His Way_ The Unauthorized Biography of Frank Sinatra - Kitty Kelley [118]
“One crucial difference in Frank’s favor was his size,” said Dan Taradash many years later. “Eli was a pretty muscular guy with a great physique. He did not look like a schnook. He looked like he could take two MPs with no trouble at all. Frank, on the other hand, looked so thin and woeful and so pitifully small that the audience would cry when they saw this poor little guy get beaten up. Adler and Zinnemann and Cohn finally agreed, and that’s how Frank got the role. It was by default and had nothing to do with a horse’s head.”

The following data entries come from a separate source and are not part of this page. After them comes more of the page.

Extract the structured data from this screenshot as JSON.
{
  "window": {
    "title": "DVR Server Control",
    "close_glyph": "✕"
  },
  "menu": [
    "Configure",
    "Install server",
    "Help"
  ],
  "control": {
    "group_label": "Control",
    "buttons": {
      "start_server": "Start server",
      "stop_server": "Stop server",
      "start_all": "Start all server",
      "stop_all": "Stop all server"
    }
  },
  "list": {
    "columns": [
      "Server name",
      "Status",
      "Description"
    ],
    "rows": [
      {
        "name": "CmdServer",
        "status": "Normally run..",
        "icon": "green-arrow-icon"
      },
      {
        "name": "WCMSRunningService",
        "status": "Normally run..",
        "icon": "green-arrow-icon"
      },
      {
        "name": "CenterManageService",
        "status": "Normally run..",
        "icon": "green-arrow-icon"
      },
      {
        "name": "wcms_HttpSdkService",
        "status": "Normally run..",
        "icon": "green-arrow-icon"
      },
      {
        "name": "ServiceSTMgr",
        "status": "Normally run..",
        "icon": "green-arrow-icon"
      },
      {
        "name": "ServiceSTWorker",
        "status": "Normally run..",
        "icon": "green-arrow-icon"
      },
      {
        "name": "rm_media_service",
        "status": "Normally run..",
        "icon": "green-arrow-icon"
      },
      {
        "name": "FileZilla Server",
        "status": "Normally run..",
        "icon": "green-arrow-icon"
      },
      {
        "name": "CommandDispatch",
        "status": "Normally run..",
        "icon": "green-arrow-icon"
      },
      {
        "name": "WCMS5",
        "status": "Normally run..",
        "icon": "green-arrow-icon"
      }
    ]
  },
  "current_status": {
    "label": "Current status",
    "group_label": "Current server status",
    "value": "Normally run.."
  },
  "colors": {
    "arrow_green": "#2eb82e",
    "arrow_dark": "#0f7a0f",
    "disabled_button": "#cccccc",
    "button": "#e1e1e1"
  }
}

Taradash’s allusion was to Mario Puzo’s 1969 novel The Godfather, in which a famous Italian singer by the name of Johnny Fontane appeals to the Mafia don for help in getting a movie role that has been denied him. The godfather, who loves Johnny like a son, sends his consigliori to the West Coast to ask the studio head to reconsider. The movie magnate, who cares more for his thoroughbred horses than for humans, refuses; the Mafia lawyer asks him again, but the studio chief remains adamant. The consigliori returns to New York to give his boss the bad news, and a few days later the studio chief wakes up in bed next to the severed head of his most prized steed. He realizes that a man who would casually decapitate a $600,000 horse could just as easily kill him. So he reconsiders and gives Johnny the role, and with it Johnny Fontane regains his star status.

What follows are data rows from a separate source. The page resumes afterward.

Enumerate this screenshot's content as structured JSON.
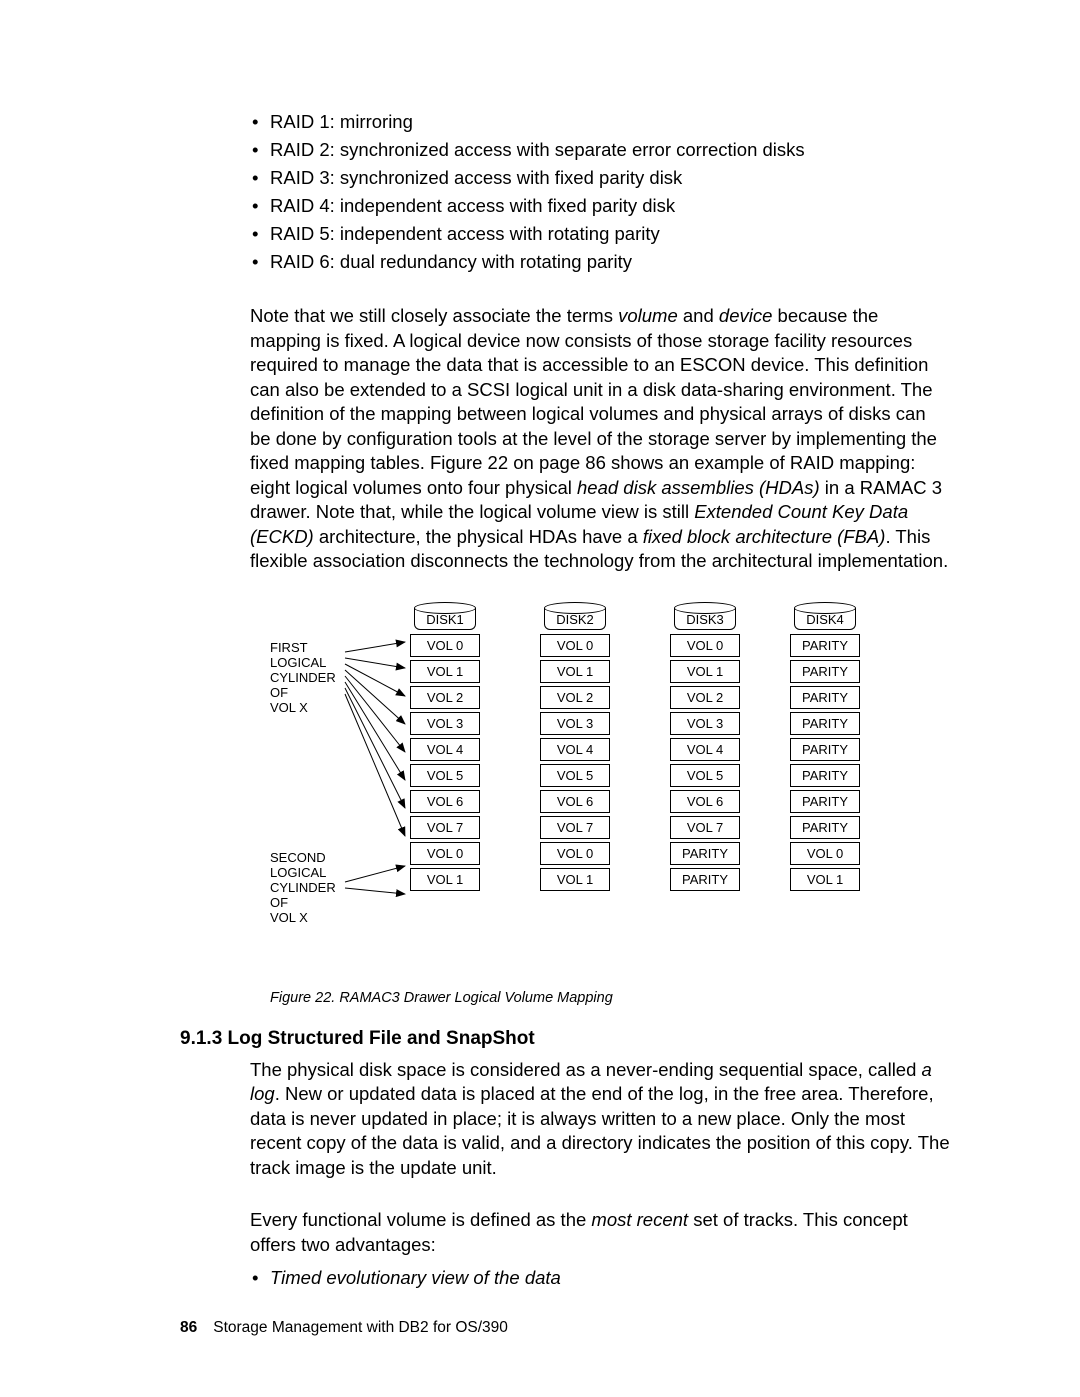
{
  "raid_list": [
    "RAID 1: mirroring",
    "RAID 2: synchronized access with separate error correction disks",
    "RAID 3: synchronized access with fixed parity disk",
    "RAID 4: independent access with fixed parity disk",
    "RAID 5: independent access with rotating parity",
    "RAID 6: dual redundancy with rotating parity"
  ],
  "para1_parts": [
    "Note that we still closely associate the terms ",
    "volume",
    " and ",
    "device",
    " because the mapping is fixed. A logical device now consists of those storage facility resources required to manage the data that is accessible to an ESCON device. This definition can also be extended to a SCSI logical unit in a disk data-sharing environment. The definition of the mapping between logical volumes and physical arrays of disks can be done by configuration tools at the level of the storage server by implementing the fixed mapping tables. Figure 22 on page 86 shows an example of RAID mapping: eight logical volumes onto four physical ",
    "head disk assemblies (HDAs)",
    " in a RAMAC 3 drawer. Note that, while the logical volume view is still ",
    "Extended Count Key Data (ECKD)",
    " architecture, the physical HDAs have a ",
    "fixed block architecture (FBA)",
    ". This flexible association disconnects the technology from the architectural implementation."
  ],
  "figure": {
    "side_label_1": "FIRST\nLOGICAL\nCYLINDER\nOF\nVOL X",
    "side_label_2": "SECOND\nLOGICAL\nCYLINDER\nOF\nVOL X",
    "disks": [
      "DISK1",
      "DISK2",
      "DISK3",
      "DISK4"
    ],
    "cols": [
      [
        "VOL 0",
        "VOL 1",
        "VOL 2",
        "VOL 3",
        "VOL 4",
        "VOL 5",
        "VOL 6",
        "VOL 7",
        "VOL 0",
        "VOL 1"
      ],
      [
        "VOL 0",
        "VOL 1",
        "VOL 2",
        "VOL 3",
        "VOL 4",
        "VOL 5",
        "VOL 6",
        "VOL 7",
        "VOL 0",
        "VOL 1"
      ],
      [
        "VOL 0",
        "VOL 1",
        "VOL 2",
        "VOL 3",
        "VOL 4",
        "VOL 5",
        "VOL 6",
        "VOL 7",
        "PARITY",
        "PARITY"
      ],
      [
        "PARITY",
        "PARITY",
        "PARITY",
        "PARITY",
        "PARITY",
        "PARITY",
        "PARITY",
        "PARITY",
        "VOL 0",
        "VOL 1"
      ]
    ],
    "caption": "Figure 22. RAMAC3 Drawer Logical Volume Mapping"
  },
  "section_heading": "9.1.3  Log Structured File and SnapShot",
  "para2_parts": [
    "The physical disk space is considered as a never-ending sequential space, called ",
    "a log",
    ". New or updated data is placed at the end of the log, in the free area. Therefore, data is never updated in place; it is always written to a new place. Only the most recent copy of the data is valid, and a directory indicates the position of this copy. The track image is the update unit."
  ],
  "para3_parts": [
    "Every functional volume is defined as the ",
    "most recent",
    " set of tracks. This concept offers two advantages:"
  ],
  "advantages": [
    "Timed evolutionary view of the data"
  ],
  "footer": {
    "page": "86",
    "title": "Storage Management with DB2 for OS/390"
  }
}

Puzo’s novel, which sold millions of copies, reminded readers that there had once been another famous Italian singer whose career was brought back to life by a movie role that had at first been denied him.
By the time the book was published, Frank’s organized-crime friendships were so well established that it was an easy leap for readers to assume that he, too, had received a godfather’s help in obtaining the role of Maggio in From Here to Eternity.

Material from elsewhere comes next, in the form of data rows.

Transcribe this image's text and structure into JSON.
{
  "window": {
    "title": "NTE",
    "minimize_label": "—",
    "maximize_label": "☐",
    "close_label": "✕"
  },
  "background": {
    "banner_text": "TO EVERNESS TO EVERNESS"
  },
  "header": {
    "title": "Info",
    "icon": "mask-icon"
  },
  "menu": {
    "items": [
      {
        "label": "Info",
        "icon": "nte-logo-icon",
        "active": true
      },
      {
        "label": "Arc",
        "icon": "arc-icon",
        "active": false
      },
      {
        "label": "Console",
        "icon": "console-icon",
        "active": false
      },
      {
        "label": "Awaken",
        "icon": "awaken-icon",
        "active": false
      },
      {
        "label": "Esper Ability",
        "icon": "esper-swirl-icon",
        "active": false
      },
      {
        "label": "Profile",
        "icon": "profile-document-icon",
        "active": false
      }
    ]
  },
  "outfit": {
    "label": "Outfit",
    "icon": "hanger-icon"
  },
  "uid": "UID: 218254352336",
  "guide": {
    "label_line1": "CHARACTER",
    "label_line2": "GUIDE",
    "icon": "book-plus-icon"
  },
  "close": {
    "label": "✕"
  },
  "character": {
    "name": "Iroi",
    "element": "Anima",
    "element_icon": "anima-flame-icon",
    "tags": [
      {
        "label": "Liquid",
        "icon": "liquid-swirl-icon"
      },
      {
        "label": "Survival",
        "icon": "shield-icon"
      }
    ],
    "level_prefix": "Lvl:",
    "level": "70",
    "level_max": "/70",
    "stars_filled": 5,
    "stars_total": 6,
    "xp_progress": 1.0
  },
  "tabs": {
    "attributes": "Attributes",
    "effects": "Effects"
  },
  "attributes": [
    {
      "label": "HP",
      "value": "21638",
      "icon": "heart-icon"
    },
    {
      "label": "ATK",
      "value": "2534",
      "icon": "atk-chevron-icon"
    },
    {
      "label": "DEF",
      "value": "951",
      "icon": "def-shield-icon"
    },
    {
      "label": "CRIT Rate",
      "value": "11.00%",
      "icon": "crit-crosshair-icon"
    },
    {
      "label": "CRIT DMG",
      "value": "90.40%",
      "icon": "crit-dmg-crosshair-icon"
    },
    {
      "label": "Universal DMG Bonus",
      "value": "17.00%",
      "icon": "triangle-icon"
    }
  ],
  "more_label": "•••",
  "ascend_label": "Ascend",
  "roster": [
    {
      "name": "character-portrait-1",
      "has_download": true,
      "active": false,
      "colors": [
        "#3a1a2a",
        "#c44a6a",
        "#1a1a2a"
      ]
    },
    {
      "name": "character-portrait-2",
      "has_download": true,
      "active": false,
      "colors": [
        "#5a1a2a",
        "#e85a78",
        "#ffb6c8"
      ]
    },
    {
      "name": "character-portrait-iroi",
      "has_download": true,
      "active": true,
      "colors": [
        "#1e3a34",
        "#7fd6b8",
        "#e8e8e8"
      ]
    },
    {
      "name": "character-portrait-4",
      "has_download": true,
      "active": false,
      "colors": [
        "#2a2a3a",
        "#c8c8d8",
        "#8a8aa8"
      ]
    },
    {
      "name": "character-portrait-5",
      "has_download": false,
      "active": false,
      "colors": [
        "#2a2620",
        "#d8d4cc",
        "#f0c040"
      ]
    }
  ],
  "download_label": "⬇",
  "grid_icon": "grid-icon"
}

“I heard the [BBC] interviewer say I got the Maggio role through the mob,” Sinatra said. “Well—that’s so far from the truth.” In fact, he sued the British Broadcasting Corporation for saying that it was his crime syndicate ties that landed him the role; he won the lawsuit, and received a retraction.
For some, though, the suspicion always remained, understandably so, given Harry Cohn’s organized-crime ties and Frank’s various friendships within the Mafia. Later, one writer suggested that Frank Costello made an overture on Sinatra’s behalf through Johnny “Don Giovanni” Roselli, the Las Vegas-Los Angeles capo Mafioso, to get Frank the role of Maggio. Harry Cohn wore a friendship ring from Roselli, the syndicate man identified in Justice Department files as the key “to keeping peace in the movie industry in Hollywood.” Years later, Frank proposed Roselli for membership in the Friar’s Club.
Another writer, Leonard Katz, stated that when Sinatra asked for help in getting the role, Frank Costello simply contacted George Wood of the William Morris talent agency and some top movie executives on the West Coast. “It was a favor they couldn’t refuse because of favors received in the past,” he said. “Costello acknowledged to close friends that he was the one who got Sinatra the part, but he never talked about the circumstances in detail.”
“Sinatra and Frank C. were great pals,” said former columnist John J. Miller. “I know because I used to sit with Frank C. at the Copa, and Sinatra would join us all the time. He was always asking favors of the old man, and whenever Sinatra had a problem he went to Frank C. to solve it. Maggio would have been easy for Costello, who was tied in tight to George Wood, Sinatra’s agent.”
A vice-president of the William Morris Agency, George E. Wood was also a good friend of Vincent “Jimmy Blue Eyes” Alo, a member of the Vito Genovese Mafia family in New York.
“George [Wood] was perfect for Frank because he knew all the gangsters,” said Abe Lastfogel many years later.